Corps doctrinal à la fois philosophique et théologique que caractérisent une forte cohérence et des perspectives critiques, le thomisme s'est rapidement imposé à l'attention. Du vivant même de son auteur, l'accueil et les oppositions ne lui ont pas manqué. Le thomisme est pourtant une entreprise irénique par son double souci de rejeter le dogmatisme hors du domaine où règne la raison et de présenter sur les problèmes de la philosophie et de la théologie une vue austère peut-être, mais toujours faite de haute intelligence. La canonisation qui en 1323 inscrit Thomas d'Aquin au nombre des saints, la proclamation au xvie siècle de son titre de docteur de l'Église, l'appel à son nom à la fin du xixe siècle pour restaurer l'enseignement de la philosophie dans les institutions ecclésiastiques ont entretenu la persuasion que le thomisme est une doctrine bien élucidée et que les affirmations des théologiens ou de tel porte-parole dans l'Église romaine en représentent l'authentique traduction. Mais c'est là profonde illusion.

Par suite de ses nouveautés, le plus souvent minimisées par son auteur lui-même, du fait aussi de son élévation intellectuelle et de son accès difficile, la pensée thomiste a été d'emblée l'objet d'interprétations divergentes et même de méprises considérables. Faute de méthode historique – dont l'idée et les normes n'ont que récemment pu recevoir leur formulation –, les façons académiquement admises de lire ces textes que Thomas avait parés d'une limpidité qui a donné le change sont souvent restées partielles ou gauchies selon le goût de l'époque. Aujourd'hui mieux que jamais, on mesure l'écart qui sépare la pensée génuine de Thomas et une foule d'ouvrages placés sous son patronage. Il y a donc deux thomismes : celui de Thomas et celui de la tradition subséquente qui, si elle se réclame du premier et prétend le développer, est affecté d'altérations surprenantes.

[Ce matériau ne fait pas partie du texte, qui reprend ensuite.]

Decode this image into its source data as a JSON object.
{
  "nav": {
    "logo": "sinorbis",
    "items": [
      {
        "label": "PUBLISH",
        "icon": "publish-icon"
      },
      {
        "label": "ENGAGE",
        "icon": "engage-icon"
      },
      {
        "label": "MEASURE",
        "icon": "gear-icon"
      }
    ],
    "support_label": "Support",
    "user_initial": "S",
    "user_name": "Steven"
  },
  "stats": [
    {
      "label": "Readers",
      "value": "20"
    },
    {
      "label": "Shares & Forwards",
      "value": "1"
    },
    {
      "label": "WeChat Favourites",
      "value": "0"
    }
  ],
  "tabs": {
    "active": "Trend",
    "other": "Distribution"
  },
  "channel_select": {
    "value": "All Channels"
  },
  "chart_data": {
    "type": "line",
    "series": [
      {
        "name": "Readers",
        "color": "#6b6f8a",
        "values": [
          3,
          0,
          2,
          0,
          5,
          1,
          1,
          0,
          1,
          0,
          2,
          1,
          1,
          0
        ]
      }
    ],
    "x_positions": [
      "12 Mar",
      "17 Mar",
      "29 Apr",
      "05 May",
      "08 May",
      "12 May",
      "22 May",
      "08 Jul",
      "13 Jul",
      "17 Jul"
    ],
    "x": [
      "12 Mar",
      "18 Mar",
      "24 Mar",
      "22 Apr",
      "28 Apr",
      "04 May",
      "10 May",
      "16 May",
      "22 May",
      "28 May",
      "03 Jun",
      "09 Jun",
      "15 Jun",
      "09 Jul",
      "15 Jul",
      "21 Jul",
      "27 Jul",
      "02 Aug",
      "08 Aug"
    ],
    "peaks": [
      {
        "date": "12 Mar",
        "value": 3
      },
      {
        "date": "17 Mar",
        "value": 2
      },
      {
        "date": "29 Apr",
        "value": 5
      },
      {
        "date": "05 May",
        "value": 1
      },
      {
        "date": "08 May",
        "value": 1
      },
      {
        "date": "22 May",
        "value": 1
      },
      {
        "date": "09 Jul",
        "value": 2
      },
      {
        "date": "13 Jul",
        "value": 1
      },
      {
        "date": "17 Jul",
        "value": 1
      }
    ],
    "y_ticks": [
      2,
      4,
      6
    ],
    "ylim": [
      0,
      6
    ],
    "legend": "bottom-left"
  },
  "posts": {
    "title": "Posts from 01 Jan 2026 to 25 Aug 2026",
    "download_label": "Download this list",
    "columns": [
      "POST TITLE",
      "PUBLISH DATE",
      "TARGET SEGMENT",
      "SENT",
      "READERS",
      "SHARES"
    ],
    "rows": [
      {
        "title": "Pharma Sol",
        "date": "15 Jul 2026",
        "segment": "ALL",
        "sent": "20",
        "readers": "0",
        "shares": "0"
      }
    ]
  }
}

Le thomisme de Thomas d'Aquin

Théologien avant d'être philosophe, Thomas d'Aquin propose de la révélation biblique s'épanouissant dans le Christ une conception contemplativement intellective, puisée surtout dans l'Évangile selon Jean, mais animée d'une tension et d'un dynamisme qui, comme dans les Évangiles synoptiques, plus dramatiques, s'arc-boutent sur un présent de recherche onéreuse pour passer vers la gloire du moment pascal. Dégagée en premier pour le Christ à l'aide de la notion dionysienne d'action « théandrique » (simultanément divine et humaine), amplifiée grâce à l'application à tout le créé du schéma « émanation-retour », cette synthèse de contemplation sereine et d'effort pathétique leste de densité dynamique le point de vue théologique de Thomas. Portant à l'achèvement la théologie du mystère révélé des trois Personnes divines que saint Augustin avait instaurée en y montrant la fécondité de la vie intellective et volitive en Dieu, le maître médiéval s'y réfère comme à un modèle pour éclairer le sens dynamique qu'il attribue à la structure d'image trinitaire définissant l'homme dans la tradition théologique. En rupture avec la part d'essentialisme platonicien aux références éternistes et statiques dont il dénonce la présence dans la tradition augustinienne, Thomas professe une vision neuve par la mise en valeur de l'activité de l'homme et de sa recherche intelligente du bonheur. Ainsi décantée du spiritualisme platonisant, cette nouvelle conception de la théologie est prête non seulement à s'accorder avec l'effort philosophique, mais encore à le favoriser. Avant d'en exposer quelques thèses typiques, on examinera en bref les points principaux de la philosophie qu'elle a suscitée.

La philosophie[...]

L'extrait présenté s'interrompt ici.